Growth Hormone Deficiency
Updated: Jul 15, 2022
By Aleena Kuriakose
Have you ever wondered what makes you grow taller, or grow in general? Well, that would be due to the hard work of the growth hormone (GH) — a hormone that stimulates growth, cellular reproduction, and cell regeneration. In other words, GH impacts our height and is responsible for developing our bones and muscles. GH is produced by the pituitary gland, which is known as the master gland since it regulates the functions of many of the other endocrine glands.
If the GH helps us grow, then why do we stop growing at a certain point? The reason why none of us are twenty feet tall is because once the growth plates in the epiphyses have fused — a process known as epiphysiodesis — growth is stopped and height does not increase.
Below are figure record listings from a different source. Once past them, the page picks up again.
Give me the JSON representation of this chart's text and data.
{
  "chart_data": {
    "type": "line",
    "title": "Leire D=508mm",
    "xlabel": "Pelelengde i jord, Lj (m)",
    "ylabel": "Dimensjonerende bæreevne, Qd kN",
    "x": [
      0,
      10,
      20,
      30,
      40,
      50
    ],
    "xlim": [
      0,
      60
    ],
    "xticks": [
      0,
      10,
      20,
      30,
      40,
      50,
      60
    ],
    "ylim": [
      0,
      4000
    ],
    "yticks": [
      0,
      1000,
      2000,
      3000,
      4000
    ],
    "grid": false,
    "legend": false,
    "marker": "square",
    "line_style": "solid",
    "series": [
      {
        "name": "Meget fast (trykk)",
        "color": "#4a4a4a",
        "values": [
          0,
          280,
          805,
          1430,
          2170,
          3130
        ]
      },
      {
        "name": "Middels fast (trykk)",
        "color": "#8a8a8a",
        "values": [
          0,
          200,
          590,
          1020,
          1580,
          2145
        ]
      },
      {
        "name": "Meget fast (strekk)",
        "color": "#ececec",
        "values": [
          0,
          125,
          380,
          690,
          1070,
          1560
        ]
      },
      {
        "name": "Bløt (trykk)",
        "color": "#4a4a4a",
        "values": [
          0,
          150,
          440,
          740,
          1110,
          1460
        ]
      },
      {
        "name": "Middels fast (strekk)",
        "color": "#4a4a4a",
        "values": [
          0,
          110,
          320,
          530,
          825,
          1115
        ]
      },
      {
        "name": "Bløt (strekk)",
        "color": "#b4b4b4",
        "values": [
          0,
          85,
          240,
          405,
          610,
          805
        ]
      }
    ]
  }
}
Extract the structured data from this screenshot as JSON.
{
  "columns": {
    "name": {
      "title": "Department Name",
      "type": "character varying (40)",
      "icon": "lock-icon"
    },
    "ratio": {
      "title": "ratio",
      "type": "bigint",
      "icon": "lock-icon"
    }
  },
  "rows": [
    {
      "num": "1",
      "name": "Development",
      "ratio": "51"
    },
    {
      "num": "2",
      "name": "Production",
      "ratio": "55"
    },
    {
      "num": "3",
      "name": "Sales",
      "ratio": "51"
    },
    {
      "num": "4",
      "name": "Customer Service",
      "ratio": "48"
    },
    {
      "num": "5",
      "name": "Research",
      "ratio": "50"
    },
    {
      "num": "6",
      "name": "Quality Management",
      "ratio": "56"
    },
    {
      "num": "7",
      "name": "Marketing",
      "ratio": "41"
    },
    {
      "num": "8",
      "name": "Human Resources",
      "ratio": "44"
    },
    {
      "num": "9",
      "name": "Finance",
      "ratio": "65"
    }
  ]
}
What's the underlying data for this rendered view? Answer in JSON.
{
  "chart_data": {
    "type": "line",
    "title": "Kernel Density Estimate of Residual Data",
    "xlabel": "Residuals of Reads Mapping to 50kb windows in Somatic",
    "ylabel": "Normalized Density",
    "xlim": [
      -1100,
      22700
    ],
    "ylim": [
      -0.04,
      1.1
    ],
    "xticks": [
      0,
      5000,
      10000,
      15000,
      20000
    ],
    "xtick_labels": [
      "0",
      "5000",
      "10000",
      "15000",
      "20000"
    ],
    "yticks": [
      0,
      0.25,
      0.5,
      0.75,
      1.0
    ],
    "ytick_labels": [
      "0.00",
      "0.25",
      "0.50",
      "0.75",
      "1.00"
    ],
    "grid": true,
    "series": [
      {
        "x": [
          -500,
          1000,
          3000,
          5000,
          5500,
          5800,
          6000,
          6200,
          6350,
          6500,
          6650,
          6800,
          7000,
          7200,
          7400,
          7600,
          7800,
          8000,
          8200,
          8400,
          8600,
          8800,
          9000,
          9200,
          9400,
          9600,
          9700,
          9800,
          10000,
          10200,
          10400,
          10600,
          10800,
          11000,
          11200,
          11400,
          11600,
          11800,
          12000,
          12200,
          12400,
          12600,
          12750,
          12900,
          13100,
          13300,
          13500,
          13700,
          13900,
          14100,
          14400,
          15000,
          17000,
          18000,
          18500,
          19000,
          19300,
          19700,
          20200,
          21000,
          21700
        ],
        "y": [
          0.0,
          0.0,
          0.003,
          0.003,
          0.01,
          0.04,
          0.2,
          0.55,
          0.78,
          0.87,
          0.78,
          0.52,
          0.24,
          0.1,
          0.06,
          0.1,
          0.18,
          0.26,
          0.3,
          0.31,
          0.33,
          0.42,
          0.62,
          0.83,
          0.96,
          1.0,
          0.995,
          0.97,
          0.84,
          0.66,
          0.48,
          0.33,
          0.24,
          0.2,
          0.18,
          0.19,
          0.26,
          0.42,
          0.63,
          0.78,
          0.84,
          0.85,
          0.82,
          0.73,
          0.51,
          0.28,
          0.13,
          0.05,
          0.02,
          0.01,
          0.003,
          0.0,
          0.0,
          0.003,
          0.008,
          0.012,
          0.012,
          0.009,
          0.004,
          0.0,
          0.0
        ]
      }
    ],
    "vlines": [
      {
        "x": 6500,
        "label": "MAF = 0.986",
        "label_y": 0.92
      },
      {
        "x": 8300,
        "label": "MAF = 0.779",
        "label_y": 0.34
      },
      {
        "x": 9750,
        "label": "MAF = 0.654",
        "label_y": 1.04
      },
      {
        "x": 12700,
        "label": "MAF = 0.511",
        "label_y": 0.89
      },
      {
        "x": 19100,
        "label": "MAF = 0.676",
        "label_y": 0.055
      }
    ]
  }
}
When the pituitary gland produces too little GH, it can result in poor growth in children and often leads to a shorter stature than their peers. In adults, it can cause a reduced sense of wellbeing psychologically, increased fat, and an elevated risk of heart disease and weak heart, muscles and bones. Therefore, it is especially important to diagnose GH deficiency in children to maximize the proper amount of growth and to benefit them psychologically as well.
GH deficiency is marked by factors such as a younger-looking face, impaired hair growth, delayed puberty, and stunted height development after the child's third birthday. However, GH deficiency does not impact a child's intelligence.
To diagnose GH deficiency, a physician (most notably an endocrinologist) will check for conditions such as normal variations of growth, such as familial short stature, disorders such as thyroid deficiency or kidney disease, and genetic conditions.
The physician may also have the child take medical tests, such as blood tests, X-ray scans, CT scans, and MRI scans. Conducting blood tests allows for a measurement of growth hormone and other related hormone levels. X-ray scans allow for an estimation of the child's bone age when often times with delayed puberty, the bone age is younger than the calendar age. CT scans provide more detailed images than X-rays and MRI scans use large magnets and a computer to produce detailed images of the tissues in the body.
Treatment for GH Deficiency
Treatment is usually done through administering daily injections of synthetic growth hormone. Response to this treatment varies among children. Not all children respond well to the synthetic GH, and it does not make the child taller than his/her parents. Generally, results show three to four months after the initial treatment and lasts until late puberty.